Большинство челяди последовало их примеру и воздух огласился жалобами и пронзительными причитаниями. Чоле прогнала всех из спальных покоев, велев затихнуть, если не хотят получить хорошую порку.

– Где ваш разум? – гневно спросила она. – Разве сейчас время для стонов и воплей? Может, нам залезть на крышу и поднять крик, чтобы все лакеи Маджида поняли, какой это для нас удар? Успокойся, Фаршу! Против нас у них пока ничего нет, но если они услышат, как ты визжишь, а эти дуры воют по-обезьяньи, Маджиду других улик не потребуется!

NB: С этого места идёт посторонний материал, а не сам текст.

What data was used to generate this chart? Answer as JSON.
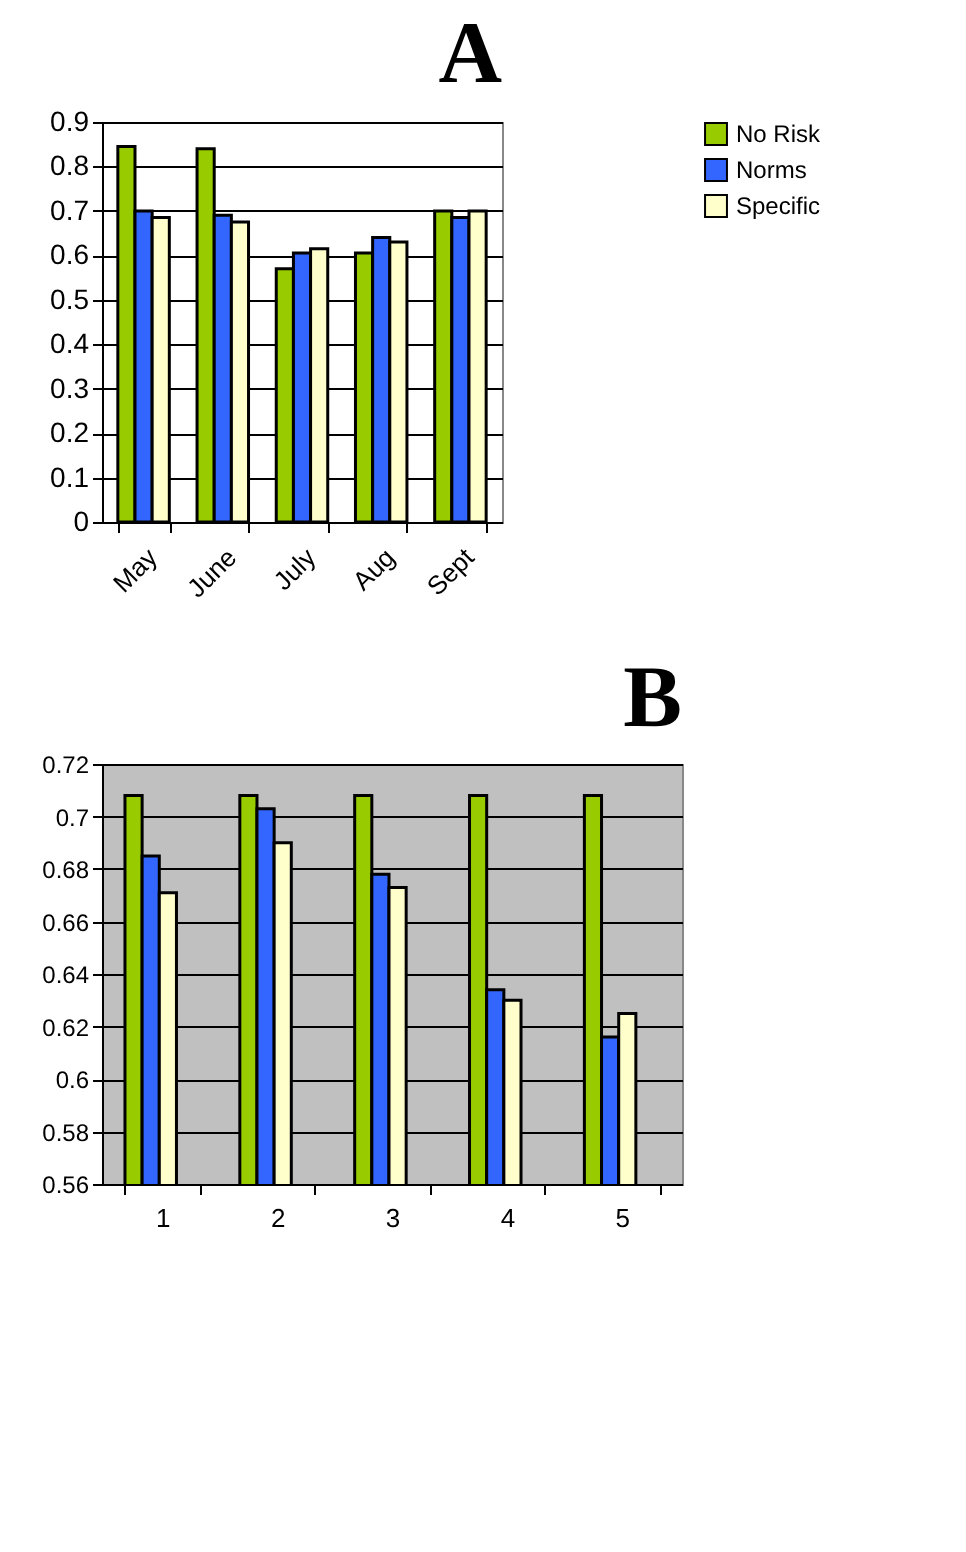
{
  "chart_data": [
    {
      "type": "bar",
      "title": "A",
      "categories": [
        "May",
        "June",
        "July",
        "Aug",
        "Sept"
      ],
      "series": [
        {
          "name": "No Risk",
          "color": "#99cc00",
          "values": [
            0.845,
            0.84,
            0.57,
            0.605,
            0.7
          ]
        },
        {
          "name": "Norms",
          "color": "#3366ff",
          "values": [
            0.7,
            0.69,
            0.605,
            0.64,
            0.685
          ]
        },
        {
          "name": "Specific",
          "color": "#ffffcc",
          "values": [
            0.685,
            0.675,
            0.615,
            0.63,
            0.7
          ]
        }
      ],
      "ylim": [
        0,
        0.9
      ],
      "yticks": [
        0,
        0.1,
        0.2,
        0.3,
        0.4,
        0.5,
        0.6,
        0.7,
        0.8,
        0.9
      ],
      "grid": "y",
      "legend": "right"
    },
    {
      "type": "bar",
      "title": "B",
      "categories": [
        "1",
        "2",
        "3",
        "4",
        "5"
      ],
      "series": [
        {
          "name": "No Risk",
          "color": "#99cc00",
          "values": [
            0.708,
            0.708,
            0.708,
            0.708,
            0.708
          ]
        },
        {
          "name": "Norms",
          "color": "#3366ff",
          "values": [
            0.685,
            0.703,
            0.678,
            0.634,
            0.616
          ]
        },
        {
          "name": "Specific",
          "color": "#ffffcc",
          "values": [
            0.671,
            0.69,
            0.673,
            0.63,
            0.625
          ]
        }
      ],
      "ylim": [
        0.56,
        0.72
      ],
      "yticks": [
        0.56,
        0.58,
        0.6,
        0.62,
        0.64,
        0.66,
        0.68,
        0.7,
        0.72
      ],
      "grid": "y",
      "legend": "right"
    }
  ]
}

Фаршу между тем продолжала пронзительно орать и колотить пятками по ковру, а Салме проговорила сквозь слезы:

– Но ведь если Баргаша предали, значит, и нас вместе с ним. Как ты можешь говорить, что против нас у них ничего нет?

– Потому что тогда арестовали б и нас. Однако у наших ворот стражи нет, мы можем свободно выходить и входить. Посмотрите сами. Фаршу, я тебя отшлепаю, если не замолчишь. Салме, дай мне тот кувшин с водой!

Схватив тяжелый сине-белый глиняный кувшин, Чоле легким движением своих тонких рук выплеснула все содержимое на плачущую девочку и вернула кувшин сестре. Вопли тотчас прекратились, Фаршу, отфыркиваясь и тяжело дыша, улеглась среди подушек, а Чоле хлопнула в ладоши, вызывая рабынь.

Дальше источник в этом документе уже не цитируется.